Restoranıma gelenler her gün farklı bir çorba ya da yemeğin tadına bakıyorlardı. Benden tarif ve ders almak istiyorlardı. Gelen talepler kitap yazmamı sağladı. Kendimi hazır hissettiğimde hemen ilk yaptığım yemek olan çorba üzerine kitap yazmak istedim. ALFA Yayınları’ndan ‘Çorbanın Kitabı’, ardından hazırlıklarına yıllar önce başladığım ‘Binbir Gece Sofraları’ ve ‘Tatlının Kitabı’nı çıkarttık.
Yemek yapmak neden size özel sektörde çalışmaktan daha cazip geliyor?
Benim için yemek yapmak çok zevkli. Meditasyon yapmaya benzetiyorum. Konsantrasyonu tek bir işe yoğunlaştırıyorum. Bu da müthiş rahatlama sağlıyor. Kullandığım baharatlar, kokular, malzemeler, beni inanılmaz keşiflere ve yolculuklara çıkarıyor. Yaşamla iç içe bir çalışma ortamının içindeyim. Paylaşımı, duygusu çok yüksek. Aslında işimi seçerken yaşam şeklimi seçmiş oldum. Bana uygun ve sonuçlarından memnun olduğum bir işi yapıyorum.

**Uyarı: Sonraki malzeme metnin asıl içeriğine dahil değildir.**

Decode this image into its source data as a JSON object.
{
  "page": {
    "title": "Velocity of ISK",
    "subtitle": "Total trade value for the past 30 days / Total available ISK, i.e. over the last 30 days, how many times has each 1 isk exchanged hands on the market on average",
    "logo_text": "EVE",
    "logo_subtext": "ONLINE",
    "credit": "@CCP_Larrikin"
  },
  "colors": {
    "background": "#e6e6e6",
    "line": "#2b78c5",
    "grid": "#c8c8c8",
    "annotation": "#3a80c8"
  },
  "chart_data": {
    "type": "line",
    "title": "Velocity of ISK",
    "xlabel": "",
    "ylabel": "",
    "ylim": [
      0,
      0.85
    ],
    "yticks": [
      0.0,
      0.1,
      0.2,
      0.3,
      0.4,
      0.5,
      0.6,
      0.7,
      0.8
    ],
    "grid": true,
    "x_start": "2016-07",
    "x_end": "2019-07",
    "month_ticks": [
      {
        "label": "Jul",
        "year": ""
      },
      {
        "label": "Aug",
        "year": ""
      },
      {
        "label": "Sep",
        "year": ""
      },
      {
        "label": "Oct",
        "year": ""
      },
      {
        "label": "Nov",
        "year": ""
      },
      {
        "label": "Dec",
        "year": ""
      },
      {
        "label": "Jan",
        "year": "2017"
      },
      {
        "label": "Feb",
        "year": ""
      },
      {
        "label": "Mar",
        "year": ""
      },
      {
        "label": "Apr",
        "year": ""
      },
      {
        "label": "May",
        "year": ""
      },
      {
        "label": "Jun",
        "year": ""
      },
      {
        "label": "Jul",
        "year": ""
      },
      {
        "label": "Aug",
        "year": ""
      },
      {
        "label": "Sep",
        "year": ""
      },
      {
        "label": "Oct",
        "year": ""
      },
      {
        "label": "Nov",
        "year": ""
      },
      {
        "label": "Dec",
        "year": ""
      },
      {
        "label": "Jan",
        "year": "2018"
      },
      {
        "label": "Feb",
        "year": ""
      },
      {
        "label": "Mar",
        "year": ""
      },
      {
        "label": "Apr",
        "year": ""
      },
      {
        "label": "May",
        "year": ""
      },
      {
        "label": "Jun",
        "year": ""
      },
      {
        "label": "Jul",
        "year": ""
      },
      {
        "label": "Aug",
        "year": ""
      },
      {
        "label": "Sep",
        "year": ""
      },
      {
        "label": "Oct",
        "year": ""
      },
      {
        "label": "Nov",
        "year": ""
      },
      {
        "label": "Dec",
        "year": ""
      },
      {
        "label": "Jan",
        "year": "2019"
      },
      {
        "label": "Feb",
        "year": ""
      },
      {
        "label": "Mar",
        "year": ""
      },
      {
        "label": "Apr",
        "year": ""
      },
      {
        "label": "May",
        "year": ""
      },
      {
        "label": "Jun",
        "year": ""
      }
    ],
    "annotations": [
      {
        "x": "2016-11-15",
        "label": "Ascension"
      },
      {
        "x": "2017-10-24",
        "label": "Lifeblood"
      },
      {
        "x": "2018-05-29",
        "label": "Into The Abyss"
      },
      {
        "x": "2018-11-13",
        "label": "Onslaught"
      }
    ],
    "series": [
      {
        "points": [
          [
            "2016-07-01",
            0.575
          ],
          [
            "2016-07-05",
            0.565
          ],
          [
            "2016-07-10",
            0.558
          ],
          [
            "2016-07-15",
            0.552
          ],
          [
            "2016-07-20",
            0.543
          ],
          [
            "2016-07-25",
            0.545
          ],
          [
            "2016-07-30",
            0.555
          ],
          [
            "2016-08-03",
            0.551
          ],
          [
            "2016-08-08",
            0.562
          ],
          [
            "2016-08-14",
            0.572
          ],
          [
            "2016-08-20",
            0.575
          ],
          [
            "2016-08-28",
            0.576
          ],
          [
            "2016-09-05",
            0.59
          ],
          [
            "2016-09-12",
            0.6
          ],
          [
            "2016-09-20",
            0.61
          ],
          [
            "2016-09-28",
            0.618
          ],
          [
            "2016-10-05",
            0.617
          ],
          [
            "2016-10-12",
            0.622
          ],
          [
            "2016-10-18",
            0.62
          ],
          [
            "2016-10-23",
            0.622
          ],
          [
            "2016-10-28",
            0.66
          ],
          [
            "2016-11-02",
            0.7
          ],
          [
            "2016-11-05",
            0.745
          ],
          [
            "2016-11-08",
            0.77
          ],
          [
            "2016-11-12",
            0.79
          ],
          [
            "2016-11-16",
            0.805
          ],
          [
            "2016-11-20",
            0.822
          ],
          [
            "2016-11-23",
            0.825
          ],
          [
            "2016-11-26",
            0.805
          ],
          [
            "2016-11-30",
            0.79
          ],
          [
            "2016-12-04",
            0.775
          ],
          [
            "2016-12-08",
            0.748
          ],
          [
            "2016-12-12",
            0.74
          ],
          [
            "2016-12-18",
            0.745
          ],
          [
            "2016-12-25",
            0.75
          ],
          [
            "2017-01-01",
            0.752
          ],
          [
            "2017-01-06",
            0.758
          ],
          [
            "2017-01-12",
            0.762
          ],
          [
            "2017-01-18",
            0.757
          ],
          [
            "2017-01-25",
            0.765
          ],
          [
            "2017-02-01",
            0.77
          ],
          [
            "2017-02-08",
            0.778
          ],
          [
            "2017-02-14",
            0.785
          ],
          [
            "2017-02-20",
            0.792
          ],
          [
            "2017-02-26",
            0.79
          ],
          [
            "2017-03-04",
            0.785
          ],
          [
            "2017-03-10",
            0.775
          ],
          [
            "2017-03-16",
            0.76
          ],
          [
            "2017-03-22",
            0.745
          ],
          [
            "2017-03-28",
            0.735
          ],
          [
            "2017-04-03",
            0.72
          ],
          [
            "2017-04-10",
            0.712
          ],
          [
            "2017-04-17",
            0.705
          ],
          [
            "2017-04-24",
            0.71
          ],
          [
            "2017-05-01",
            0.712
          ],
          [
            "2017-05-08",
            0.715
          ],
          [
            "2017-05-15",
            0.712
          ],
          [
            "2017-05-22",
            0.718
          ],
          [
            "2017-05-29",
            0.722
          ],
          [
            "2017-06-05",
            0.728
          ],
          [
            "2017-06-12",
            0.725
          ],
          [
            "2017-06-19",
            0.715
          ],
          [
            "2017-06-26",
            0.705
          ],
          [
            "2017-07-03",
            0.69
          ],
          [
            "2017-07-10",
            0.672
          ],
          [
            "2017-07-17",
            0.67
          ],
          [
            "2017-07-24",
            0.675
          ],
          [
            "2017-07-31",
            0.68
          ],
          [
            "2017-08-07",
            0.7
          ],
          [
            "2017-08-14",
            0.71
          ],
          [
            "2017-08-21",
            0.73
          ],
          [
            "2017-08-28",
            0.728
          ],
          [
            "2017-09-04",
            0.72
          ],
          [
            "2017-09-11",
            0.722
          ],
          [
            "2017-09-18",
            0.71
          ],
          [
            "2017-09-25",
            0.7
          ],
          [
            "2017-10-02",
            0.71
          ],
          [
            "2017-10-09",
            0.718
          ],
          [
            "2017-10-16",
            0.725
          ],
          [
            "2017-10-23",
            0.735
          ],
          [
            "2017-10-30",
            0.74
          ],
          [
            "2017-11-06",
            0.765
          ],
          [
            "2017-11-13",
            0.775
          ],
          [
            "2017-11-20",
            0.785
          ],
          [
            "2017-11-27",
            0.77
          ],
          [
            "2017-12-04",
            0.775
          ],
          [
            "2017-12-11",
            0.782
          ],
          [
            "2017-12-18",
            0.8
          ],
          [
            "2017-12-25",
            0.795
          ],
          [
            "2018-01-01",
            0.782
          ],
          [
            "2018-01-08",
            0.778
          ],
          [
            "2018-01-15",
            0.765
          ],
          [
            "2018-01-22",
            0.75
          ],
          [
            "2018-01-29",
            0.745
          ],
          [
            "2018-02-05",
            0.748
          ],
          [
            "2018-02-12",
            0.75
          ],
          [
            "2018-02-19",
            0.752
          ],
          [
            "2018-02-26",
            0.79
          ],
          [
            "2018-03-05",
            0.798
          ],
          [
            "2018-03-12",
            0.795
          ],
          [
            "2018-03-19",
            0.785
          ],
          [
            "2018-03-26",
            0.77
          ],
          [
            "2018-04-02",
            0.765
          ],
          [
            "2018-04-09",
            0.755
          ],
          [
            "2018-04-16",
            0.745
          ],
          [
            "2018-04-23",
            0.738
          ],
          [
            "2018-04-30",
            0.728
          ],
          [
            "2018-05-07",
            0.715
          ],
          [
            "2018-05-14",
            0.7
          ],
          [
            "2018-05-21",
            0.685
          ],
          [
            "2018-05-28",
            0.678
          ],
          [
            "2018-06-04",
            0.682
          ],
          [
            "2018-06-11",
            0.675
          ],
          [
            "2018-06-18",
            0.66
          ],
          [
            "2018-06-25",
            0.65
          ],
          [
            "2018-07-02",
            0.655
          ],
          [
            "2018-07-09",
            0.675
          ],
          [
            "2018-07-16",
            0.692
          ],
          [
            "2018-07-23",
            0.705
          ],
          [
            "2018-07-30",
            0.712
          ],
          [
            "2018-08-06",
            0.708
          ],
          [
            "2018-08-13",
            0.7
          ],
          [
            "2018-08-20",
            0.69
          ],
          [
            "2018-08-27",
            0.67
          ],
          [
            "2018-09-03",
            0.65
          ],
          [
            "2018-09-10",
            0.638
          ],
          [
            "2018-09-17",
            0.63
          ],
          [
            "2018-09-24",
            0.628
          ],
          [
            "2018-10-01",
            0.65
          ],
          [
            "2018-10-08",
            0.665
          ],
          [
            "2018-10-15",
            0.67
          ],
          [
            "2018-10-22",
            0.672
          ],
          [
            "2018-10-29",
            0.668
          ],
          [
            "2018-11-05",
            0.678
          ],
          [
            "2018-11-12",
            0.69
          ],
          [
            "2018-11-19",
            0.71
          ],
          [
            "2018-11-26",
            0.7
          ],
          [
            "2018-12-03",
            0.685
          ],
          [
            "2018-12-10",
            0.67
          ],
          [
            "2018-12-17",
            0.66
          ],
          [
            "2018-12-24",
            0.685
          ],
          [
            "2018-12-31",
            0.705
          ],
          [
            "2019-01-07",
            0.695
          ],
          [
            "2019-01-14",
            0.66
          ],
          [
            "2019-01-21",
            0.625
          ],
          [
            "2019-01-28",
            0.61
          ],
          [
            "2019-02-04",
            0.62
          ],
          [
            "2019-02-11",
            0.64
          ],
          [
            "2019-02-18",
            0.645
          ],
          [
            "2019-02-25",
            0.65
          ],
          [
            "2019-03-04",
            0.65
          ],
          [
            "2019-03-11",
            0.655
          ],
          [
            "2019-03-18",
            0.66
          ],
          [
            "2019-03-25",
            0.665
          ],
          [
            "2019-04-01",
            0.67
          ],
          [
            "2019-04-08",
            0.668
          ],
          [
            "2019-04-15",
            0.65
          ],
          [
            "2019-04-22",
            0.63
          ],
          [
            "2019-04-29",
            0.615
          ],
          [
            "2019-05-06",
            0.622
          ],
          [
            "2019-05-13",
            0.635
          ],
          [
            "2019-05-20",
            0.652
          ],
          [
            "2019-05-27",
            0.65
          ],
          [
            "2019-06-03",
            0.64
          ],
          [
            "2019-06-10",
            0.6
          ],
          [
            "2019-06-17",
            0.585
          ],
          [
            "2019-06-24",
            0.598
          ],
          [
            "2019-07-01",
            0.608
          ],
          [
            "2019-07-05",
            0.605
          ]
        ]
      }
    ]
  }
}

Yemek aşkına İtalya, İngiltere, Meksika, Hindistan, Jamaika, Fas’a kadar tüm mutfakları incelemişsiniz. Neler gözlemlediniz?
Mümkün olduğunca gitmeye çalışıyorum. Daha çok yerel halkın gittiği lokanta ve kafeleri merak ediyorum. İzin verildiğinde mutfaklarına giriyorum. Her ülkenin bir kokusu var. Bu, lezzetlere ve yaşam şekillerine yansıyor. Yemekleriyle ilgilenirken, kültürleri ve yaşam şekilleri de yemeğin içine giriyor. Araştırma ve buluşlardan inanılmaz keyif alıyorum.
Dünya mutfaklarından ister istemez etkileniyorsunuz. Yabancı mutfaklardan kendi tariflerinize neler katarsınız?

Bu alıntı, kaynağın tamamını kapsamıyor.